The UN refugee agency said it had been forced to reduce staffing levels in some field offices in the east and appealed for calm.
“I urgently appeal to all sides in this political upheaval to respect the civilian character of the refugee camps and to leave in peace those who have already fled the terrors of Darfur,” said UNHCR’s Antonio Guterres.
Darfur, a region in western Sudan roughly the size of France, shares a long border with Chad and has been the scene of fierce fighting and a dire humanitarian crisis since rebels there rose up against Khartoum in 2003.
The repression of their rebellion by the regime in Khartoum — which the United States has described as genocide and has pushed some 200,000 refugees into Chad — has strained relations between the neighbouring governments.
Both sides have traded accusations of supporting the other’s rebels but Chad and Sudan had officially agreed to cease hostilities on the border after signing in February a deal sponsored by Libya and the African Union.
“Khartoum supports the Chadian rebels, financially, politically and militarily,” Hussein told AFP from Abuja, where his Justice and Equality Movement has been involved in fruitless talks with the Sudanese government.
Khartoum has repeatedly accused Chad of supporting the Darfur rebels, who are complaining of marginalisation and want a better share of the country’s resources.
Deby himself is from the Zaghawa tribe, which straddles the border and is a dominant force in the Darfur rebellion. The military commander of the Sudan Liberation Movement — Darfur’s other rebel group — is from the same tribe.
“The government of Sudan wants to change the regime in Chad in order to crush the (Darfur) rebellion. Khartoum has always considered Chad and Darfur as one single front,” Hussein said.

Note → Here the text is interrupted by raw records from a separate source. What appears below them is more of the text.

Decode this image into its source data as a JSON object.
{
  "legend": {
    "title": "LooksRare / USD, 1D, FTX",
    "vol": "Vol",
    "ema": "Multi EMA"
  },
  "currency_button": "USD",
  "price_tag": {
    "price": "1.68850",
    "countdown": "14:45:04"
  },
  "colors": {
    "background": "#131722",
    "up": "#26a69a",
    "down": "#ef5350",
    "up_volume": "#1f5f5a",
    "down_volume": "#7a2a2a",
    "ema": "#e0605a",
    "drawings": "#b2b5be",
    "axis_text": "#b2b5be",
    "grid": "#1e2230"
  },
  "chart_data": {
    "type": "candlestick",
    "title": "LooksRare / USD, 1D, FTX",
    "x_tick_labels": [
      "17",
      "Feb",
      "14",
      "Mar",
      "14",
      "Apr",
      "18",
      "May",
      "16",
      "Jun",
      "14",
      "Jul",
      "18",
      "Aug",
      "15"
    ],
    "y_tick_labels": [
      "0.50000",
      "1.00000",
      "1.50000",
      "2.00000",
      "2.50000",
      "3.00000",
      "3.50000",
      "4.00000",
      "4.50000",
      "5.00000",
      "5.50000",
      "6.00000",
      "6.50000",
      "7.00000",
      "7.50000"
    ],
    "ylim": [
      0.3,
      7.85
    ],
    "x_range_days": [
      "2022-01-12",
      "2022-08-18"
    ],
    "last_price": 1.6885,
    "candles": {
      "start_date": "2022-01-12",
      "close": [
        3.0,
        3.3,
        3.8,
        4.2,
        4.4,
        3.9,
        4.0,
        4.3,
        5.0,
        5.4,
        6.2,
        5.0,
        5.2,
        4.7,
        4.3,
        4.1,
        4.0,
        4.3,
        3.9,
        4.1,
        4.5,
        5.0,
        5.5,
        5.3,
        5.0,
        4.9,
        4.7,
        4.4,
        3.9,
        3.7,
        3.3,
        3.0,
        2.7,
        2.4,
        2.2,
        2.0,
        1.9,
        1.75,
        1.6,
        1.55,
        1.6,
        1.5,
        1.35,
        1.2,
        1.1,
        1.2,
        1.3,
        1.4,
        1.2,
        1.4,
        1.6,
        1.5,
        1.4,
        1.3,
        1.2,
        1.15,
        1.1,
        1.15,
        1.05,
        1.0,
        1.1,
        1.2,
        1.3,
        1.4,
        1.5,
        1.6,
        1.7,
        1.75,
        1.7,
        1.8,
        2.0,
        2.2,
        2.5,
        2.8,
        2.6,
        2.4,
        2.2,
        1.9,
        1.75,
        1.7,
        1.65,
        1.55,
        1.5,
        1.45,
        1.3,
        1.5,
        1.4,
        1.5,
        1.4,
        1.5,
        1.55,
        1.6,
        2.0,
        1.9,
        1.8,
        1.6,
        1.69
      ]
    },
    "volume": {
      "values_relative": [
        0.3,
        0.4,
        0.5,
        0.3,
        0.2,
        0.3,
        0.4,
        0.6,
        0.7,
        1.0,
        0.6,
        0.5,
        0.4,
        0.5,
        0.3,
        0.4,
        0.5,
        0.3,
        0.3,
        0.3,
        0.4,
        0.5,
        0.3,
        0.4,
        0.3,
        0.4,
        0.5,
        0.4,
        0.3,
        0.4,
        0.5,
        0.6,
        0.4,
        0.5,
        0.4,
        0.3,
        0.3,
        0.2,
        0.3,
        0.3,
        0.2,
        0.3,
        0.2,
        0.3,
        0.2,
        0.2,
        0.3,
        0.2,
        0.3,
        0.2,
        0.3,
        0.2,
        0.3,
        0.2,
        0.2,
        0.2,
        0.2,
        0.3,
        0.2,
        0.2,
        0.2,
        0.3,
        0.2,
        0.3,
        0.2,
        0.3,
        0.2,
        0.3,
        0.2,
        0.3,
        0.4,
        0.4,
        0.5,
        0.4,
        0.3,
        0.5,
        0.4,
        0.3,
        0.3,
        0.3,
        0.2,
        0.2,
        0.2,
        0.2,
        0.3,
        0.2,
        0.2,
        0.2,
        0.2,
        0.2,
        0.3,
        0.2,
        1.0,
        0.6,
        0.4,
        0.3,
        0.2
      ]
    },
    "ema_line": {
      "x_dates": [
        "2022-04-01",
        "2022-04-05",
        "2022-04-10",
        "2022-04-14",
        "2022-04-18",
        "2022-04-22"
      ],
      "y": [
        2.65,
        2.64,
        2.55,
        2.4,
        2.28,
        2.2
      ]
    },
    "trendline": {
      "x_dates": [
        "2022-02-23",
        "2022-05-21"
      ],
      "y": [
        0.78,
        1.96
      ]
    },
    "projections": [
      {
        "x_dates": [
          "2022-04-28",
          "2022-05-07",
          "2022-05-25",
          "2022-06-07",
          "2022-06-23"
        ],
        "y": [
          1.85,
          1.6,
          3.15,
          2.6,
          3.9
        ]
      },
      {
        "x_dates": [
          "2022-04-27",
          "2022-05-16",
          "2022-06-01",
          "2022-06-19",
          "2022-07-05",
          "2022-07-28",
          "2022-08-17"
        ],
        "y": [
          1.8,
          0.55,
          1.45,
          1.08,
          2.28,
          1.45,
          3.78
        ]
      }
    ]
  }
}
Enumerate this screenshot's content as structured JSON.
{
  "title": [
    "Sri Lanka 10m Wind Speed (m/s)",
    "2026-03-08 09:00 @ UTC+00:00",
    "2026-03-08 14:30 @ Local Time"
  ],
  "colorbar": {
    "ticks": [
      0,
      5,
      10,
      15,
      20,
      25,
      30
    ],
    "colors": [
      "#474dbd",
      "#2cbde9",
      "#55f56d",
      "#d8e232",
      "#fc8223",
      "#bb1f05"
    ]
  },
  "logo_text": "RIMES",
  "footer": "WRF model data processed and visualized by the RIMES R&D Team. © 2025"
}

“But whether we have support or not in Chad… our cause is legitimate and we will continue our struggle,” Hussein added.
A military official in Chad said Thursday that dissident Chadian forces had managed to enter the capital but Deby himself said the situation was “completely under control.”
Deby, a former armed forces chief, took power in a military coup after invading from Sudan in 1990, a year after Beshir himself seized power in a coup.
Deby survived what he described as a mutiny in 2004 and recently sacked some 70 officers from his army, who sought refuge in Sudan’s Darfur and organised a rebel movement aimed at toppling him.
France — which currently has close to 1,400 troops in Chad — said it was not involved in any military activity and denied rebel claims that its fighter jets had bombed positions in the east of the country.